Nanoscale multilayers or nanolaminates are nanostructured materials made up by alternating layers of two or more materials with a layer thickness below ~100 nm. Different layered combinations can be found (metal-metal, metal-ceramic and ceramic-ceramic) offering unique mechanical, optical, magnetic and electronic properties suitable for applications as irradation-resistant materials in nuclear engineering, tribological coatings, high performance capacitors for energy storage, integrated circuit interconnects, data storage and X-ray optics. In all these cases, the thermo-mechanical properties of the multilayers constitute a key factor, either from the functional perspective (protective coatings or nuclear materials) or from the reliability viewpoint (integrated circuit interconnects or optical coatings).

These nanolaminates present outstanding mechanical properties at ambient temperature in terms of strength, toughness and fatigue resistance as well as excellent thermal stability [1]. Their unique properties are mainly a result of the high density of interfaces, which change the standard mechanisms of deformation and fracture when the layer thickness is below ~100 nm. Nevertheless, their high temperature mechanical properties have been unknown until the recent experimental development of high temperature nanomechanics.

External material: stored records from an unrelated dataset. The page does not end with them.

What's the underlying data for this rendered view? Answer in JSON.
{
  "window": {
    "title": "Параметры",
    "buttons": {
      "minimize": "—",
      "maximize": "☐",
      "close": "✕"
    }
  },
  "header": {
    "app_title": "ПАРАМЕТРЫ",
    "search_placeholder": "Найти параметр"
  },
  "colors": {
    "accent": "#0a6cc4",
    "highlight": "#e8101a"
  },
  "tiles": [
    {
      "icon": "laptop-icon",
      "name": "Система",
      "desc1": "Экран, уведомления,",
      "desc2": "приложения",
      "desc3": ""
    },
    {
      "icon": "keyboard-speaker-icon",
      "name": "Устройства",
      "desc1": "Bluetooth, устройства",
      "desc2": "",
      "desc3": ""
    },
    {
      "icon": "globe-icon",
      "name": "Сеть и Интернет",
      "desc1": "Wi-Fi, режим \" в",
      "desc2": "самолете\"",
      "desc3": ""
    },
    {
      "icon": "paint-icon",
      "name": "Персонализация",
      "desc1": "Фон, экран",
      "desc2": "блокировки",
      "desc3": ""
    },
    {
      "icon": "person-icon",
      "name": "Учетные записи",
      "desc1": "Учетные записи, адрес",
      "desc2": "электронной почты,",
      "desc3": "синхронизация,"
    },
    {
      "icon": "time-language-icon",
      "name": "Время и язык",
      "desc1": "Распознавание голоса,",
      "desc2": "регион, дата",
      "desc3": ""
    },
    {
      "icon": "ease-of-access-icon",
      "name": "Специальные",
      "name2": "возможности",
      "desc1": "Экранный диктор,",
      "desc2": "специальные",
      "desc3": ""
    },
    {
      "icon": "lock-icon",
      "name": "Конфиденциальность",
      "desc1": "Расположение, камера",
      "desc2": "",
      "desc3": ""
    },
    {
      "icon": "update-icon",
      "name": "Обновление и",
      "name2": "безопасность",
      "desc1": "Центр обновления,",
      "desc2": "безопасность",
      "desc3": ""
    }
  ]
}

In this talk, the mechanisms of deformation and fracture are studied in detail as a function of temperature by means of high temperature nanoindentation and micropillar compression in three different nanoscale multilayer systems (Cu/Nb, Zr/Nb and Al/SiC). The influence of the interface character, diffusion, oxidation as well as the thermal activation of plastic deformation mechanisms on the mechanical properties of each system was ascertained. This information is critical for the design of novel metal-metal and metal-ceramic nanolaminates with enhanced mechanical properties under different regimes [2-3].

[1] J. M. Molina-Aldareguía, I. Martín-Bragado, J. LLorca. Thin Solid Films, 571 (2014) 245-246.

[2] S. Lotfian, M. Rodríguez, K.E. Yazzie, N. Chawla, J. LLorca, J. M. Molina-Aldareguía. Acta Materialia, 61 (2013) 4439-4451.

[3] M. Monclús, S. J. Zheng, J. R. Mayeur, I. J. Beyerlein, N. A. Mara, T. Polcar, J. LLorca, J. M. Molina-Aldareguía, APL Materials, 1 (2013) 052103.